Well, I haven't drawn anything in a long time, so today was the day. It's an Andalusian horse doing the Spanish walk. Hope you like.  :Smile:

----------


## ladywhipple02

VERY nice, April!  :Good Job:  I wish I could draw horse like that... I always have HUGE issues with the hooves and end up quitting in frustration.

----------


## Shelby

Thanks.. yeah, hooves can be a pain in the butt. I had to redraw a couple of them a few times before they looked ok.

----------


## mlededee

Nice! Horses, especially their legs, are the hardest things to draw in the world!  :Smile:

----------


## MedusasOwl

> Nice! Horses, especially their legs, are the hardest things to draw in the world!

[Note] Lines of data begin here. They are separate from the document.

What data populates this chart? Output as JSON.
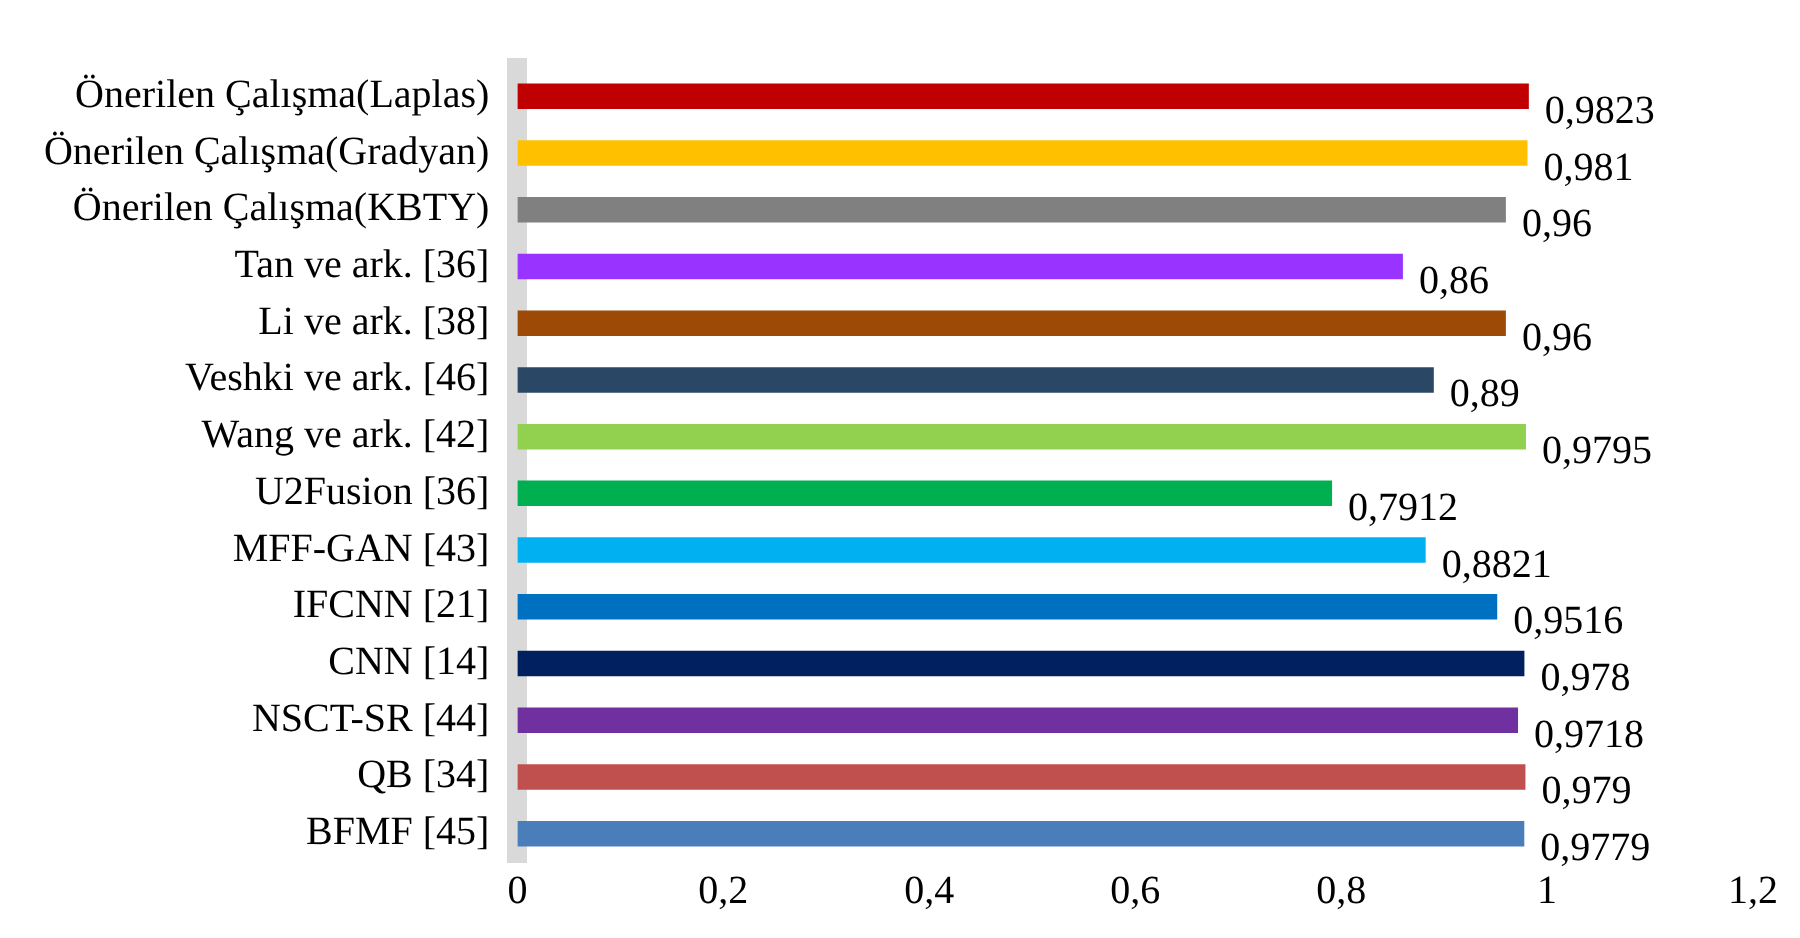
{
  "chart_data": {
    "type": "bar",
    "orientation": "horizontal",
    "categories": [
      "Önerilen Çalışma(Laplas)",
      "Önerilen Çalışma(Gradyan)",
      "Önerilen Çalışma(KBTY)",
      "Tan ve ark. [36]",
      "Li ve ark. [38]",
      "Veshki ve ark. [46]",
      "Wang ve ark. [42]",
      "U2Fusion [36]",
      "MFF-GAN [43]",
      "IFCNN [21]",
      "CNN [14]",
      "NSCT-SR [44]",
      "QB [34]",
      "BFMF [45]"
    ],
    "values": [
      0.9823,
      0.981,
      0.96,
      0.86,
      0.96,
      0.89,
      0.9795,
      0.7912,
      0.8821,
      0.9516,
      0.978,
      0.9718,
      0.979,
      0.9779
    ],
    "value_labels": [
      "0,9823",
      "0,981",
      "0,96",
      "0,86",
      "0,96",
      "0,89",
      "0,9795",
      "0,7912",
      "0,8821",
      "0,9516",
      "0,978",
      "0,9718",
      "0,979",
      "0,9779"
    ],
    "colors": [
      "#c00000",
      "#ffc000",
      "#808080",
      "#9933ff",
      "#9c4a06",
      "#2a4766",
      "#92d050",
      "#00b050",
      "#00b0f0",
      "#0070c0",
      "#002060",
      "#7030a0",
      "#c0504d",
      "#4a7ebb"
    ],
    "xlim": [
      0,
      1.2
    ],
    "xticks": [
      0,
      {
        "value": 0.2,
        "label": "0,2"
      },
      {
        "value": 0.4,
        "label": "0,4"
      },
      {
        "value": 0.6,
        "label": "0,6"
      },
      {
        "value": 0.8,
        "label": "0,8"
      },
      1,
      {
        "value": 1.2,
        "label": "1,2"
      }
    ],
    "grid": false,
    "legend": false
  }
}
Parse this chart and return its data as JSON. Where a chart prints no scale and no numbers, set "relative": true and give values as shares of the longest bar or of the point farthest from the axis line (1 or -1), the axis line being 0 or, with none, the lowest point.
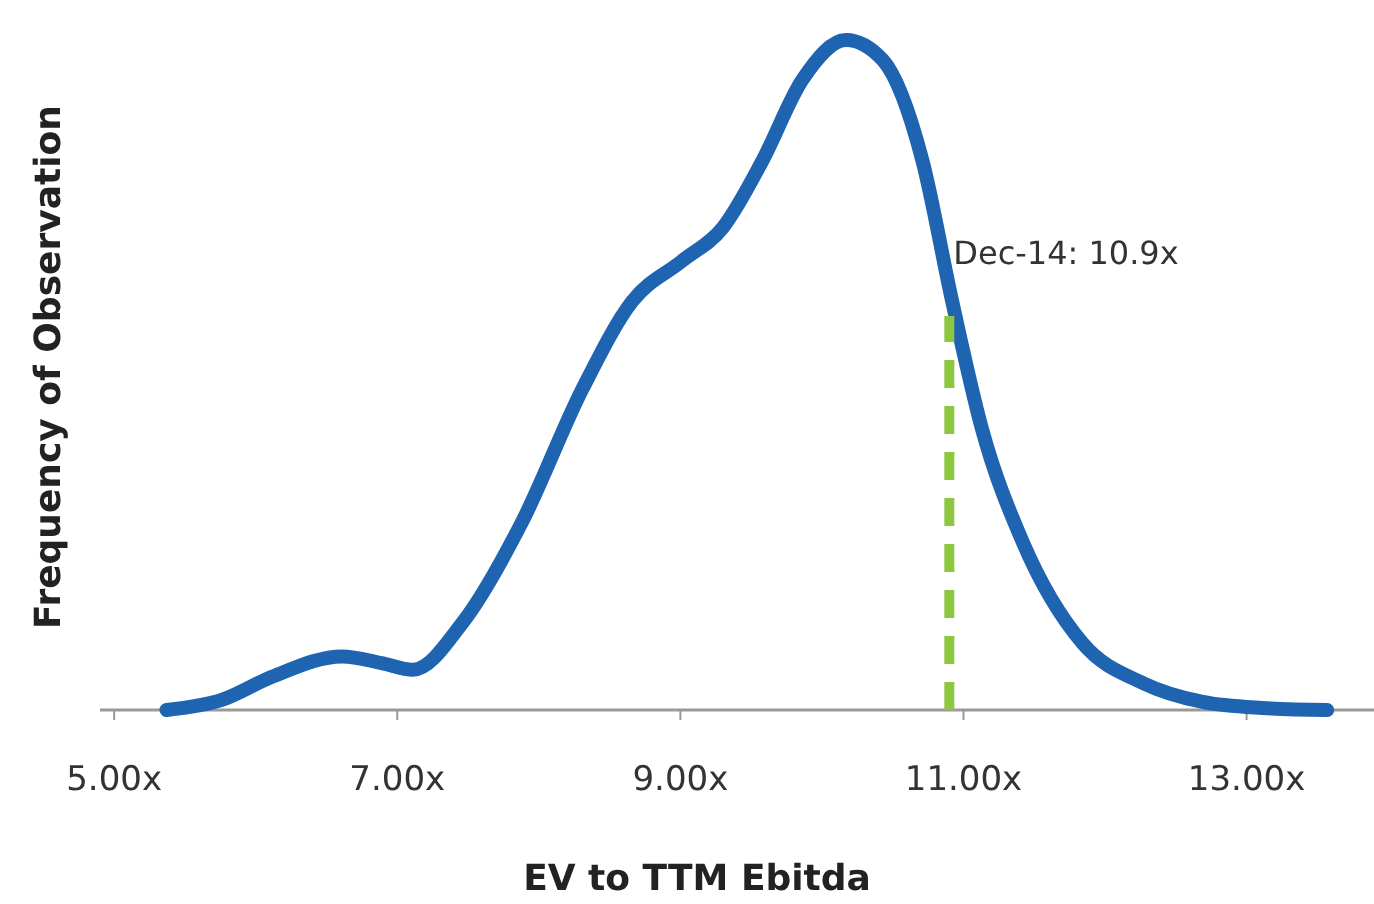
{
  "chart_data": {
    "type": "line",
    "relative": true,
    "xlabel": "EV to TTM Ebitda",
    "ylabel": "Frequency of Observation",
    "xlim": [
      4.9,
      13.9
    ],
    "xticks": [
      {
        "value": 5,
        "label": "5.00x"
      },
      {
        "value": 7,
        "label": "7.00x"
      },
      {
        "value": 9,
        "label": "9.00x"
      },
      {
        "value": 11,
        "label": "11.00x"
      },
      {
        "value": 13,
        "label": "13.00x"
      }
    ],
    "series": [
      {
        "color": "#1f64b0",
        "x": [
          5.37,
          5.76,
          6.12,
          6.61,
          6.89,
          7.11,
          7.46,
          7.88,
          8.31,
          8.66,
          9.01,
          9.3,
          9.58,
          9.86,
          10.17,
          10.43,
          10.71,
          10.92,
          11.13,
          11.42,
          11.84,
          12.27,
          12.69,
          13.11,
          13.57
        ],
        "values": [
          0,
          0.015,
          0.05,
          0.08,
          0.07,
          0.06,
          0.13,
          0.28,
          0.48,
          0.61,
          0.67,
          0.72,
          0.82,
          0.94,
          1,
          0.97,
          0.82,
          0.61,
          0.42,
          0.25,
          0.1,
          0.04,
          0.012,
          0.003,
          0
        ]
      }
    ],
    "ref_lines": [
      {
        "axis": "x",
        "value": 10.9,
        "label": "Dec-14: 10.9x",
        "color": "#8dc63f",
        "line_style": "dashed"
      }
    ],
    "grid": false,
    "marker": "none",
    "line_style": "solid"
  }
}
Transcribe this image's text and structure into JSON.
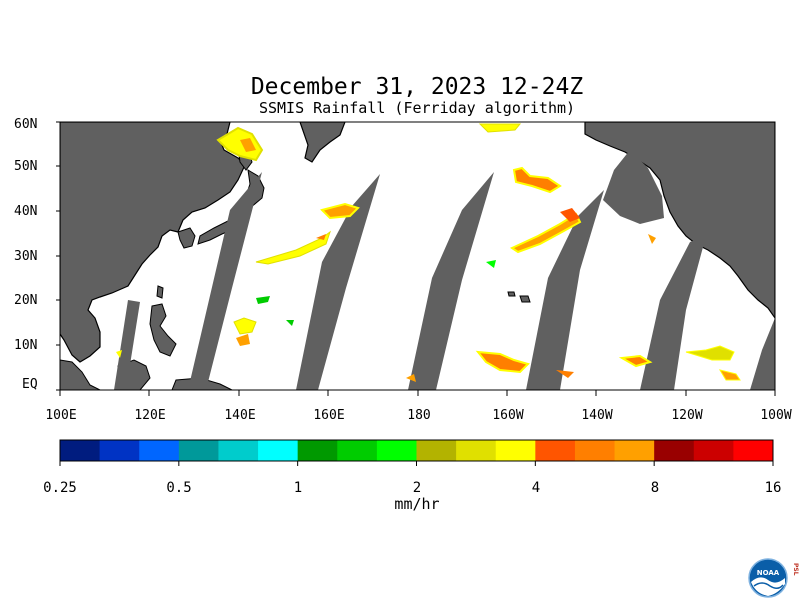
{
  "map": {
    "title": "December 31, 2023 12-24Z",
    "subtitle": "SSMIS Rainfall (Ferriday algorithm)",
    "lat_labels": [
      "60N",
      "50N",
      "40N",
      "30N",
      "20N",
      "10N",
      "EQ"
    ],
    "lon_labels": [
      "100E",
      "120E",
      "140E",
      "160E",
      "180",
      "160W",
      "140W",
      "120W",
      "100W"
    ],
    "colors": {
      "land": "#606060",
      "no_data_swath": "#606060",
      "ocean_background": "#ffffff"
    }
  },
  "colorbar": {
    "colors": [
      "#001c7f",
      "#0033c4",
      "#0066ff",
      "#00999a",
      "#00cccc",
      "#00ffff",
      "#009900",
      "#00cc00",
      "#00ff00",
      "#b3b300",
      "#e0e000",
      "#ffff00",
      "#ff5500",
      "#ff7f00",
      "#ffa000",
      "#990000",
      "#cc0000",
      "#ff0000"
    ],
    "tick_labels": [
      "0.25",
      "0.5",
      "1",
      "2",
      "4",
      "8",
      "16"
    ],
    "units": "mm/hr"
  },
  "logo": {
    "name": "NOAA",
    "side_text": "PSL"
  }
}
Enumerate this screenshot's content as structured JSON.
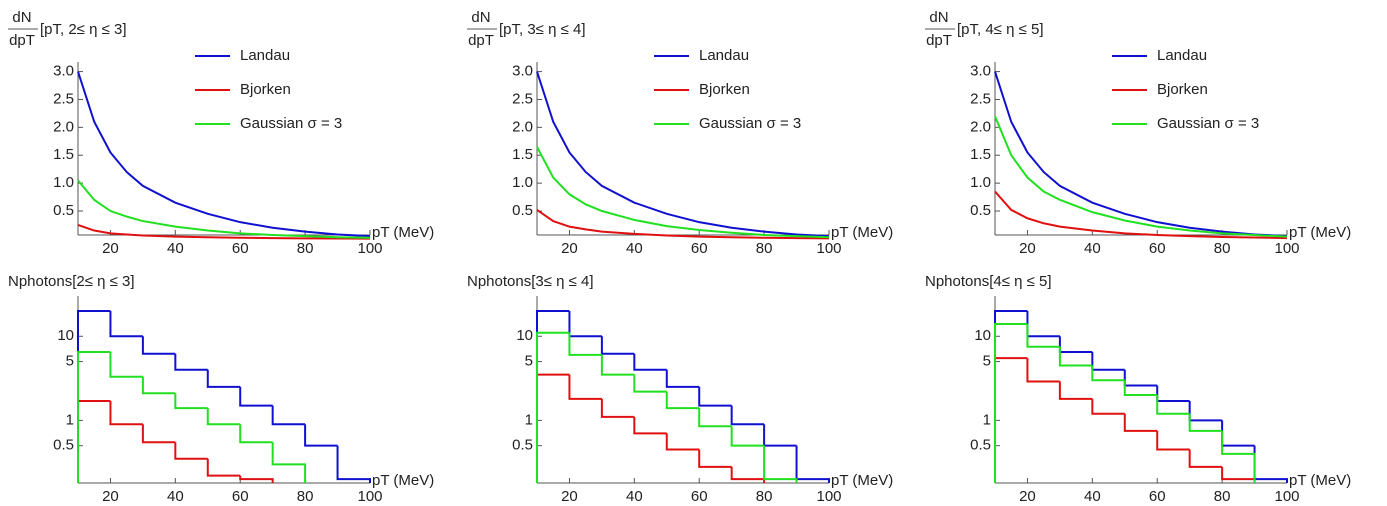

Seconded, gorgeous job on the legs!  The hair in the face is very nicely done too!   :Good Job:

----------


## Shelby

Thanks guys.  :Smile:

----------


## Laooda

:Clap:   Movement is so hard to capture... especially with horses IMO!  You've done a great job!

----------


## Shelby

Thank you.  :Smile:  I'm pretty happy with it.. especially since I haven't drawn anything in a long time.

----------


## Ginevive

Sweet! Your knowledge of true equine anatomy definately translates into your work looking realistic.

----------


## Wh00h0069

Nice. I wish I could draw like that.  :Cool:

----------


## python.princess

wow! nice job!

----------


## Shelby

Thank you x3.  :Smile:

----------